In questo caso – va detto – il datore di lavoro resterebbe comunque gravato dell’onere di provare sul piano sostanziale il rispetto dei criteri di scelta (prova certamente non agevole, ma almeno in teoria non impossibile) e si aprirebbero piuttosto profili legati agli effetti delle eventuale antisindacalità della condotta.

Va comunque detto che ove per violazione formale si intenda aprioristicamente qualunque vizio o errore commesso dal datore di lavoro nella gestione di uno dei tanti snodi procedurali della 223, la sanzione economica fino a 24 mensilità risulta oggettivamente sproporzionata, tenuto conto che potrebbe applicarsi anche ad un recesso intimato nel pieno rispetto dei criteri di scelta.

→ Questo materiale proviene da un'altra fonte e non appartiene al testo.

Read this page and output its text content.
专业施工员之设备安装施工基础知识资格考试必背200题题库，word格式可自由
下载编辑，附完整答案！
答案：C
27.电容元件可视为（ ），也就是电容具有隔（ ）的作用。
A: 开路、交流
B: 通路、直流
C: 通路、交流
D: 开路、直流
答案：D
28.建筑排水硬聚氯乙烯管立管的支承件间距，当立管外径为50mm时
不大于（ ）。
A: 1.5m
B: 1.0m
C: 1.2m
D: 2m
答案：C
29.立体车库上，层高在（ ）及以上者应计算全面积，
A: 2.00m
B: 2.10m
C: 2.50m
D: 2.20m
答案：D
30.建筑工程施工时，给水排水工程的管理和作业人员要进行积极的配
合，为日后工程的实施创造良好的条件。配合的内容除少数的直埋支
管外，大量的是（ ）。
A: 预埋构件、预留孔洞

In tale ipotesi, pertanto, risulterebbe più razionale una sanzione economica compresa tra 6 e 12 mensilità, equivalente a quella prevista per le violazioni meramente procedurali nei licenziamenti individuali. Molti, dunque, sono gli spunti di riflessione che il legislatore potrebbe cogliere in una prospettiva realmente riformistica e di corretto bilanciamento tra diritti e flessibilità.